I've been with the same guy of dreams since school, we were 14 when we first started officiallyou being a couple. It was my dream come true, I was the shy type of girl in school and he was the one that always got into trouble with teachers. Over the years our bond had gotten so strong and I was in love. I know it sounds quite cheesy but it's true. 7 years on we got married, I knew he smoked weed & occasionally had one or two drinks with a cousin or friends, but just recently he's admitted to taking cocaine too. I don't know why I was so blind to see the signs, his thirst for water, up all night & morning. I was heartbroken when he told me because he gave up weed because of a good future. But this is on a whole other level. On top of all that for a full year and a half we were struggling to conceive but to our surprise I became pregnant & have now given birth to our beautiful baby girl (2 months old) he has no interest in me or my body & during my pregnancy he used to say he doesn't want to have sex etc because of my pregnancy but even after when I ask now it's very rare that we do, also he only makes me give him head everyday (sorry for the info) I feel like he doesn't love me. I feel like over time we've just lost love between one another. He also likes me messing with other men for him, I've told him I don't like it but he insists. When he's working that's all he'll text me about. He'll never ask how I am or any of that sort. I really love him, I do.

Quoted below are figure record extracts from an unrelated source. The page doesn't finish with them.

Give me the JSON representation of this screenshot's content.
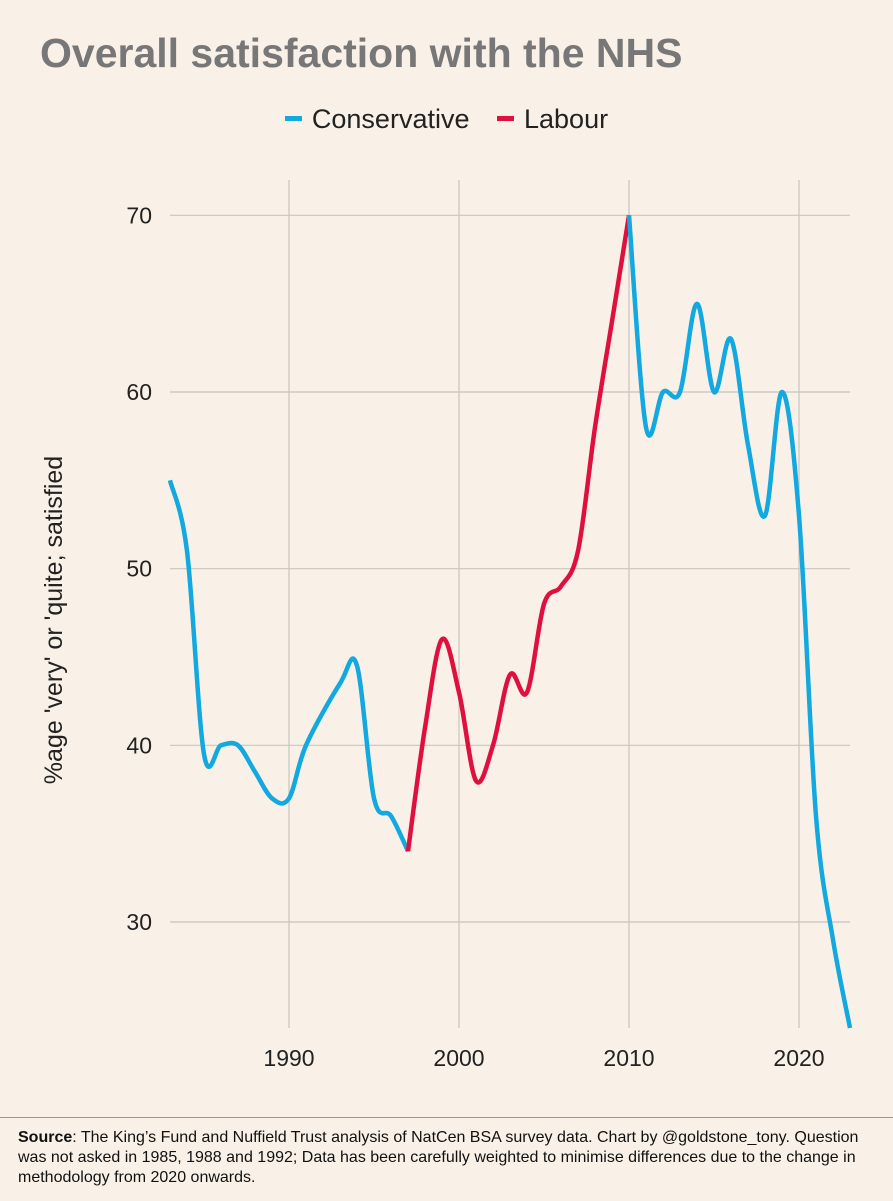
{
  "chart_data": {
    "type": "line",
    "title": "Overall satisfaction with the NHS",
    "ylabel": "%age 'very' or 'quite; satisfied",
    "xlabel": "",
    "xlim": [
      1983,
      2023
    ],
    "ylim": [
      24,
      72
    ],
    "x_ticks": [
      1990,
      2000,
      2010,
      2020
    ],
    "y_ticks": [
      30,
      40,
      50,
      60,
      70
    ],
    "legend": [
      {
        "name": "Conservative",
        "color": "#12a8e0"
      },
      {
        "name": "Labour",
        "color": "#e0103e"
      }
    ],
    "series": [
      {
        "name": "Conservative",
        "color": "#12a8e0",
        "points": [
          [
            1983,
            55
          ],
          [
            1984,
            51
          ],
          [
            1985,
            39.5
          ],
          [
            1986,
            40
          ],
          [
            1987,
            40
          ],
          [
            1988,
            38.5
          ],
          [
            1989,
            37
          ],
          [
            1990,
            37
          ],
          [
            1991,
            40
          ],
          [
            1993,
            43.5
          ],
          [
            1994,
            44.5
          ],
          [
            1995,
            37
          ],
          [
            1996,
            36
          ],
          [
            1997,
            34
          ]
        ]
      },
      {
        "name": "Labour",
        "color": "#e0103e",
        "points": [
          [
            1997,
            34
          ],
          [
            1998,
            41
          ],
          [
            1999,
            46
          ],
          [
            2000,
            43
          ],
          [
            2001,
            38
          ],
          [
            2002,
            40
          ],
          [
            2003,
            44
          ],
          [
            2004,
            43
          ],
          [
            2005,
            48
          ],
          [
            2006,
            49
          ],
          [
            2007,
            51
          ],
          [
            2008,
            58
          ],
          [
            2009,
            64
          ],
          [
            2010,
            70
          ]
        ]
      },
      {
        "name": "Conservative",
        "color": "#12a8e0",
        "points": [
          [
            2010,
            70
          ],
          [
            2011,
            58
          ],
          [
            2012,
            60
          ],
          [
            2013,
            60
          ],
          [
            2014,
            65
          ],
          [
            2015,
            60
          ],
          [
            2016,
            63
          ],
          [
            2017,
            57
          ],
          [
            2018,
            53
          ],
          [
            2019,
            60
          ],
          [
            2020,
            53
          ],
          [
            2021,
            36
          ],
          [
            2022,
            29
          ],
          [
            2023,
            24
          ]
        ]
      }
    ]
  },
  "footer": {
    "source_label": "Source",
    "source_text": ": The King’s Fund and Nuffield Trust analysis of NatCen BSA survey data. Chart by @goldstone_tony. Question was not asked in 1985, 1988 and 1992; Data has been carefully weighted to minimise differences due to the change in methodology from 2020 onwards."
  }
}
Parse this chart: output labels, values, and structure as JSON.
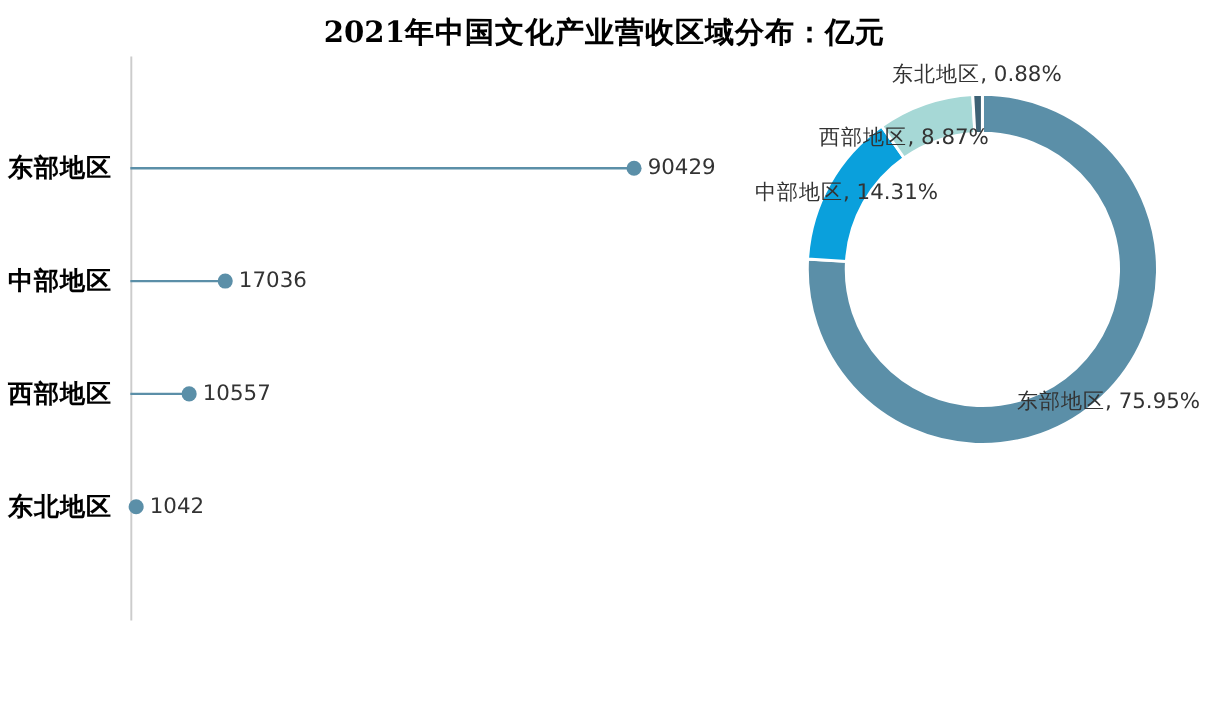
{
  "chart_data": [
    {
      "type": "lollipop",
      "title": "2021年中国文化产业营收区域分布：亿元",
      "orientation": "horizontal",
      "categories": [
        "东部地区",
        "中部地区",
        "西部地区",
        "东北地区"
      ],
      "series": [
        {
          "color": "#5b8fa8",
          "values": [
            90429,
            17036,
            10557,
            1042
          ]
        }
      ],
      "data_labels": true,
      "grid": false,
      "legend": false,
      "tick_labels": "y"
    },
    {
      "type": "donut",
      "categories": [
        "东部地区",
        "中部地区",
        "西部地区",
        "东北地区"
      ],
      "values": [
        75.95,
        14.31,
        8.87,
        0.88
      ],
      "colors": [
        "#5b8fa8",
        "#0aa0dc",
        "#a6d8d6",
        "#3d6275"
      ],
      "value_labels": [
        "75.95%",
        "14.31%",
        "8.87%",
        "0.88%"
      ],
      "legend": false
    }
  ]
}
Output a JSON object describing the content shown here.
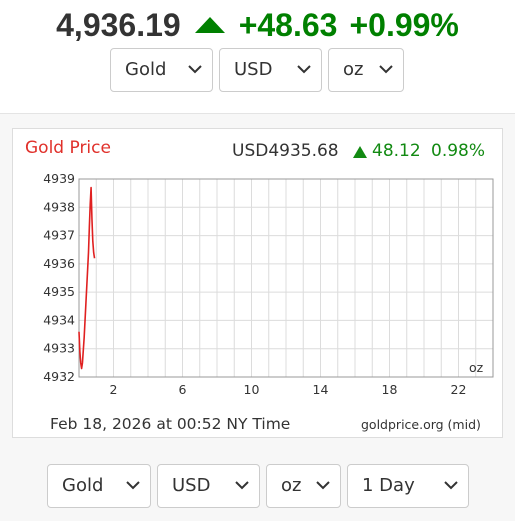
{
  "ticker": {
    "price": "4,936.19",
    "change": "+48.63",
    "percent": "+0.99%",
    "direction": "up",
    "up_color": "#008000"
  },
  "top_selects": [
    {
      "name": "metal",
      "value": "Gold"
    },
    {
      "name": "currency",
      "value": "USD"
    },
    {
      "name": "unit",
      "value": "oz"
    }
  ],
  "chart": {
    "title": "Gold Price",
    "quote_value": "USD4935.68",
    "quote_change": "48.12",
    "quote_percent": "0.98%",
    "unit_label": "oz",
    "timestamp": "Feb 18, 2026 at 00:52 NY Time",
    "source": "goldprice.org (mid)",
    "title_color": "#e0302a",
    "line_color": "#e02020"
  },
  "chart_data": {
    "type": "line",
    "title": "Gold Price",
    "xlabel": "",
    "ylabel": "",
    "x_ticks": [
      2,
      6,
      10,
      14,
      18,
      22
    ],
    "y_ticks": [
      4932,
      4933,
      4934,
      4935,
      4936,
      4937,
      4938,
      4939
    ],
    "xlim": [
      0,
      24
    ],
    "ylim": [
      4932,
      4939
    ],
    "grid": true,
    "series": [
      {
        "x": [
          0.0,
          0.05,
          0.1,
          0.15,
          0.2,
          0.3,
          0.4,
          0.5,
          0.55,
          0.6,
          0.65,
          0.7,
          0.75,
          0.8,
          0.85,
          0.9
        ],
        "y": [
          4933.6,
          4932.9,
          4932.5,
          4932.3,
          4932.5,
          4933.4,
          4934.6,
          4935.8,
          4936.4,
          4937.3,
          4938.1,
          4938.7,
          4937.6,
          4936.8,
          4936.4,
          4936.2
        ]
      }
    ]
  },
  "bottom_selects": [
    {
      "name": "metal",
      "value": "Gold"
    },
    {
      "name": "currency",
      "value": "USD"
    },
    {
      "name": "unit",
      "value": "oz"
    },
    {
      "name": "range",
      "value": "1 Day"
    }
  ]
}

Because I've lost trust with him because of many other stuff I don't let him go out with friends as much as I used to & when someone asks him to go to the pub he'll say no then look at me with a upset face so I say okay go. I'm just so upset. I don't know what to do anymore & my biggest worry is my daughter. I don't want her to grow up thinking I never tried to save the marriage.


----------



## 225985 (Dec 29, 2015)

Think 20 years from now. Your daughter is in the situation you just described. What advice would a mother give her daughter?

Or try this. Read some threads here. Read the stories of women in your similar situation who stayed in the marriage and who found that after 8, 15, 24 years it never got better (it got worse) and they wasted all those years in happy marriage. And they cannot get the years back.

My only real concrete advice is: Don't get pregnant again with this man.


----------